Pity stupidity isn’t lethal. The bureaucracy had practiced stupidity in a manner calculated to harm the nation. Primarily they neglected maintenance. The armories were a prime example. The first inventory had indicated there were twice as many arrows, but there had been no physical inventory-the number had been derived from adding up old records, some of which came from Imperial days. Weapons disbursed in time of emergency weren’t counted as they went out, and few enough came back. As a result, a prince could look at the numbers and feel secure about his nation’s preparedness.
But when an enemy came to call, he would be in serious trouble.
That worked in the bureaucracy’s favor and Cyron understood that. A secure prince promoted stability. An aggressive prince might consider going to war, but his ambitions would be blunted when the true numbers were produced. The bureaucracy would promise him weapons, and would procure them; but their counterparts in other nations would then prepare for war themselves. A stalemate would ensue and stability would be preserved.
The Prince did not doubt that there were other benefits to the bureaucracy. When arrows had to be produced in haste, prices rose. Bowyers who wanted part of a government contract would willingly reward bureaucrats for favoring them. Likewise for those paid to transport the arrows and those whose warehouses stored them. The wastage inherent in that system could easily enrich bureaucrats, so motivation to change it didn’t exist.

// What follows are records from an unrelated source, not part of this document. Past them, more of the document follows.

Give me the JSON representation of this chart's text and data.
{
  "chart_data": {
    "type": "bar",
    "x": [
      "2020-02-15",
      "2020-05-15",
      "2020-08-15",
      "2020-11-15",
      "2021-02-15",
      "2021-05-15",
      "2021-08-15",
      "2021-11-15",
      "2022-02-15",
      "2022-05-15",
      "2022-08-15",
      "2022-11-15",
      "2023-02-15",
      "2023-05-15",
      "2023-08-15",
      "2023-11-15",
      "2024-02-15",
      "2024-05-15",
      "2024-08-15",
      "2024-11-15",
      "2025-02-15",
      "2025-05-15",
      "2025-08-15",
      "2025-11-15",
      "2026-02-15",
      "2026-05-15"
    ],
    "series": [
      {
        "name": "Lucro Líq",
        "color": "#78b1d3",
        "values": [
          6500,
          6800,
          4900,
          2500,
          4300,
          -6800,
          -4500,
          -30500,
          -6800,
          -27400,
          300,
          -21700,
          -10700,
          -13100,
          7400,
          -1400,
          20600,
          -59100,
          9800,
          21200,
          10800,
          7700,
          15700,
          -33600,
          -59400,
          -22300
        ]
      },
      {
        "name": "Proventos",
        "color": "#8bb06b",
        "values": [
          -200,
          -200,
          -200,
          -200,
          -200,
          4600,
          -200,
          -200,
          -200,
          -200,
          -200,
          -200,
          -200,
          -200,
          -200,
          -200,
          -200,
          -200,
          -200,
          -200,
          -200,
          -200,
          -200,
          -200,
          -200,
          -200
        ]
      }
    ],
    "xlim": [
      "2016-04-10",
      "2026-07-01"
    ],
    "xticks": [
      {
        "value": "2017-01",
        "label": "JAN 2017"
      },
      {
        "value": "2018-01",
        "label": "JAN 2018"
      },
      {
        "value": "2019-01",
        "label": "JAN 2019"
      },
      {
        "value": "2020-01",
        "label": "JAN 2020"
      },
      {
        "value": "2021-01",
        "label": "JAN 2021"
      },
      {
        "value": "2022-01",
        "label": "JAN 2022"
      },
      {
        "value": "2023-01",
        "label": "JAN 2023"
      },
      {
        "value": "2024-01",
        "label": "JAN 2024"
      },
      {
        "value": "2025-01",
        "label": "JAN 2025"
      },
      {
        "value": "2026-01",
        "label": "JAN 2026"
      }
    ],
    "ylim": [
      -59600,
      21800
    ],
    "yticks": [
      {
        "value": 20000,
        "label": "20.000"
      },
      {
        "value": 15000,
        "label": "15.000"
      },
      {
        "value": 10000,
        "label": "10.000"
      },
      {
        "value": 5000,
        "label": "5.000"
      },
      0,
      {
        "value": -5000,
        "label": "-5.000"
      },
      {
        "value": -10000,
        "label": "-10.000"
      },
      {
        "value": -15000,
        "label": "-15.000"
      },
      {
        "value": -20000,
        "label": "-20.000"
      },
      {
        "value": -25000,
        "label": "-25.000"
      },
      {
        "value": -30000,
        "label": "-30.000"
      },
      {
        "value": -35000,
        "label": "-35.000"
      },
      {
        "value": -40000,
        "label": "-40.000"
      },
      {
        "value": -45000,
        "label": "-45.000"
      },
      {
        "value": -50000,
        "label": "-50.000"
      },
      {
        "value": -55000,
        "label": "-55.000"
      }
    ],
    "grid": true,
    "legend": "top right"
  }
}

On top of that, he had other clerks going out to see if bribes were still being paid. Those who pointed out corrupt officials were given rewards and the officials were fined. Cyron functioned under no illusions that his system would eliminate corruption-he just wanted to make it less profitable.

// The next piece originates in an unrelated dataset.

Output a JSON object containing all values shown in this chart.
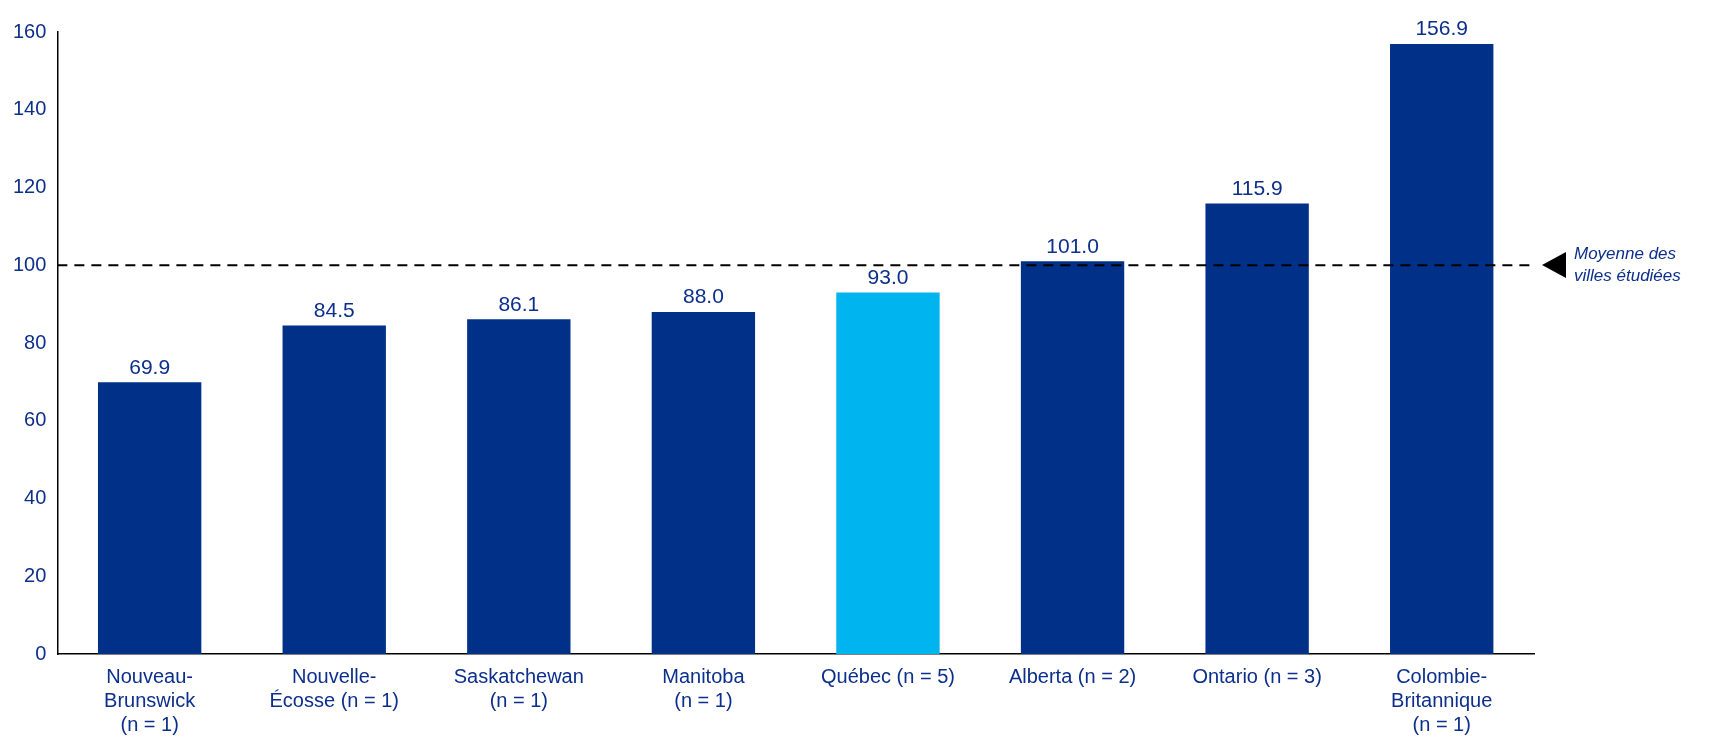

It was too early to determine if his efforts would pay off. Senior ministers complained as if they were feeling pinched. Most feared substantial punishments if past corruption was revealed. While reports of the same had come in, Cyron did not act on them. He didn’t promise that he would not act on them, however; he would wield that club when necessary.
And it would be. The only minister unsullied by corruption was Pelut Vniel. Rumors abounded, of course. The assassination attempt that had cost Cyron half his arm must have been sanctioned by Vniel. Count Nerot Scior had been identified as the man behind the plot, and there seemed little doubt that the assassin’s wage had come from his purse. The man had fled Moriande for the westron counties, but he never would have dared try to usurp the Dragon Throne if some sort of accommodation with the Grand Minister had not been reached.
So far, Cyron’s only effort against Vniel had been his general assault on the bureaucracy. Fractures were already beginning to appear as the ministers, one by one, began to cooperate with Cyron. Copies of all missives flowed to Vniel’s office, but unofficial transcriptions of consultations did not. Cyron assumed that simple knowledge of these consultations would annoy Vniel. With any luck, Vniel’s quest for knowledge would distract him and keep him from causing trouble.